The word_count column of Post and Topic seems to be calculated directly using the number of spaces, which is completely inappropriate for languages like Chinese, Japanese, and Korean that do not use spaces.
This is not a big problem because word_count is rarely used, but I encountered trouble in AI summary backfill minimum word count. Long Chinese posts will be filtered out, but short posts with mixed Chinese and English (with many spaces) will be summarized.
I think we should use a word segmenter that supports multiple languages, or simply use char count in something like AI summary backfill minimum word count.
Hmm, if we are smart about our pipeline we could use cppjieba.
It would require that update_index! would take care of this:
char count is probably the simplest thing though, given that reading the word bla is far faster than reading supercalifragilisticexpialidocious
I wonder if you can make some PR that changes so we lean on char count, then we can divide char count by 4 say for English and 2 for Chinese? (via some setting)

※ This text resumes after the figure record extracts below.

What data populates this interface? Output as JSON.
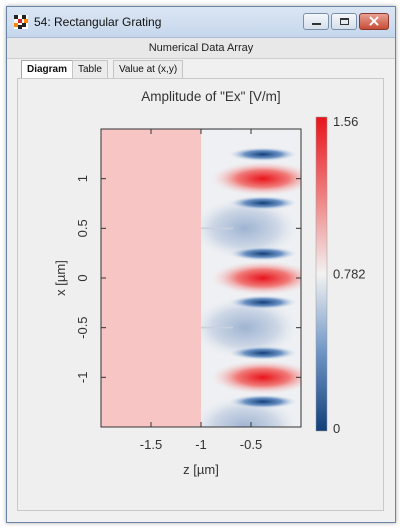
{
  "window": {
    "title": "54: Rectangular Grating"
  },
  "subheader": {
    "label": "Numerical Data Array"
  },
  "tabs": [
    {
      "label": "Diagram",
      "active": true
    },
    {
      "label": "Table",
      "active": false
    },
    {
      "label": "Value at (x,y)",
      "active": false
    }
  ],
  "colors": {
    "substrate": "#f8c5c5",
    "colormap_low": "#123f7a",
    "colormap_mid": "#f2f2f2",
    "colormap_high": "#e8141b"
  },
  "icons": [
    "app-icon",
    "minimize-icon",
    "maximize-icon",
    "close-icon"
  ],
  "chart_data": {
    "type": "heatmap",
    "title": "Amplitude of \"Ex\"  [V/m]",
    "xlabel": "z [µm]",
    "ylabel": "x [µm]",
    "xlim": [
      -2,
      0
    ],
    "ylim": [
      -1.5,
      1.5
    ],
    "xticks": [
      "-1.5",
      "-1",
      "-0.5"
    ],
    "xtick_values": [
      -1.5,
      -1,
      -0.5
    ],
    "yticks": [
      "1",
      "0.5",
      "0",
      "-0.5",
      "-1"
    ],
    "ytick_values": [
      1,
      0.5,
      0,
      -0.5,
      -1
    ],
    "colorbar": {
      "min_label": "0",
      "mid_label": "0.782",
      "max_label": "1.56",
      "min": 0,
      "mid": 0.782,
      "max": 1.56
    },
    "regions": [
      {
        "name": "substrate",
        "z_range": [
          -2,
          -1
        ],
        "value": 1.0
      },
      {
        "name": "grating",
        "z_range": [
          -1,
          0
        ],
        "period": 1.0,
        "ridge_centers": [
          1.0,
          0.0,
          -1.0
        ]
      }
    ]
  }
}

For Chinese, character count is the most commonly used method for measuring text length. In terms of implementation, we could use a regular expression to filter Chinese characters and then directly count them. This approach is efficient enough and aligns with Chinese usage habits. Although naming it word_count instead of char_count might seem a bit confusing, perhaps we could clarify this point in the description of the relevant settings.